Selection criteria: 

Randomised controlled trials of intravenous immunoglobulins for the prevention of relapses and disease progression in MS.

Data collection and analysis: 

All authors independently assessed trial quality and extracted data. We contacted study authors for additional information. We collected adverse effects information from the trials.

Main results: 

Ten randomised double-blinded trials were identified and suitable for consideration by this review. Four trials were excluded as they did not use outcome measures specified (2 trials, 122 participants), or were of insufficient methodological quality (2 trials, 34 participants). The remaining six trials met our inclusion criteria. These included four with relapsing remitting cases (367 participants) and two with secondary progressive cases (515 participants), one of which had also primary progressive cases (34 participants).

In the relapsing remitting group there was a reduction in relapse rate (WMD -0.72 95% CI -0.78 to -0.66), increased time to first relapse and higher proportion of cases remaining relapse free (OR 0.63 95%CIs 0.42-0.94) during treatment with intravenous immunoglobulins.

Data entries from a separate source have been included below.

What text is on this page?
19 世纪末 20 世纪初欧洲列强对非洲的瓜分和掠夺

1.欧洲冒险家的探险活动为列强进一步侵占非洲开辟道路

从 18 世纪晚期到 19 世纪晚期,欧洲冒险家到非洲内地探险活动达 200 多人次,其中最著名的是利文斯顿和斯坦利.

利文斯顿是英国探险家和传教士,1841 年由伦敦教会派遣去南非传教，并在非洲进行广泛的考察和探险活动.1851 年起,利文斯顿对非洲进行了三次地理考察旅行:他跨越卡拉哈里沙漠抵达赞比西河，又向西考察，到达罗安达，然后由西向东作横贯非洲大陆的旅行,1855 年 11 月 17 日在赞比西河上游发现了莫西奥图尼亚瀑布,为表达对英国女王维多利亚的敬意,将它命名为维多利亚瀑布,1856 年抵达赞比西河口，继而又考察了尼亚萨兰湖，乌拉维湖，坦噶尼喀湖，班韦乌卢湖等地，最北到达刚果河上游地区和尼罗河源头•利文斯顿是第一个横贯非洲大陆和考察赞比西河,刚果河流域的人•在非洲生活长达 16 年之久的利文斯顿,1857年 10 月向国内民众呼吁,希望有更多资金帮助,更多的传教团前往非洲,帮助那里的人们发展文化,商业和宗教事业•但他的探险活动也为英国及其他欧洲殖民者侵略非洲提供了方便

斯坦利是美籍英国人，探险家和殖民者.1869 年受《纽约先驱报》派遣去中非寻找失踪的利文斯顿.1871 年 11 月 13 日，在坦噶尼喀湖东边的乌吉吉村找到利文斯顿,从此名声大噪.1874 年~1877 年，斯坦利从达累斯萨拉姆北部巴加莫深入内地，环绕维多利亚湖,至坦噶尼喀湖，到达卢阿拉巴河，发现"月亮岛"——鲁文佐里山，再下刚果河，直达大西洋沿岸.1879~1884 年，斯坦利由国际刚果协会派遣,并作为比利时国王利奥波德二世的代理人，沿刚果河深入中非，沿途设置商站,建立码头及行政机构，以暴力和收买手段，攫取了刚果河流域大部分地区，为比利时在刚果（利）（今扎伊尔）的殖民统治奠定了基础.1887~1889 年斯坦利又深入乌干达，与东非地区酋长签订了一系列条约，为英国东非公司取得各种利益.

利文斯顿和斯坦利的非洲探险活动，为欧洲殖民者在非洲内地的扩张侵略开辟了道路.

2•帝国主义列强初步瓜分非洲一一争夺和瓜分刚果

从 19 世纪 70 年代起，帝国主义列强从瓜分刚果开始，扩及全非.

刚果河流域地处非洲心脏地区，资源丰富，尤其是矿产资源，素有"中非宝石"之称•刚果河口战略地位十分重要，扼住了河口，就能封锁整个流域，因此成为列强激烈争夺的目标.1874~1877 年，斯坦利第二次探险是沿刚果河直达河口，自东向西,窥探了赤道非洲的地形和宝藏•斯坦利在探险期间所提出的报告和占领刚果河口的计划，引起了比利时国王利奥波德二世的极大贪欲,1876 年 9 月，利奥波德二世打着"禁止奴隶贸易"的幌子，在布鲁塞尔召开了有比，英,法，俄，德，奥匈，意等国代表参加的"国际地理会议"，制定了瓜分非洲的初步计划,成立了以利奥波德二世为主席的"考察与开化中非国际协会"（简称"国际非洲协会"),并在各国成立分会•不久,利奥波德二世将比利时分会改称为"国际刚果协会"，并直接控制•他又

There is no robust data on disease progression in this group. In the secondary progressive group treatment had no impact on sustained EDSS progression (OR 0.96 95%CIs 0.68-1.37). Fewer primary progressive patients treated with immunoglobulin progressed that those in the placebo group (p=0.016). There is conflicting evidence of reduction in number of new lesions on T2 weighted MRI and gadolinium enhancing lesions on T1 weighted MRI and total MRI lesion burden in relapsing remitting MS but no evidence in secondary progressive disease.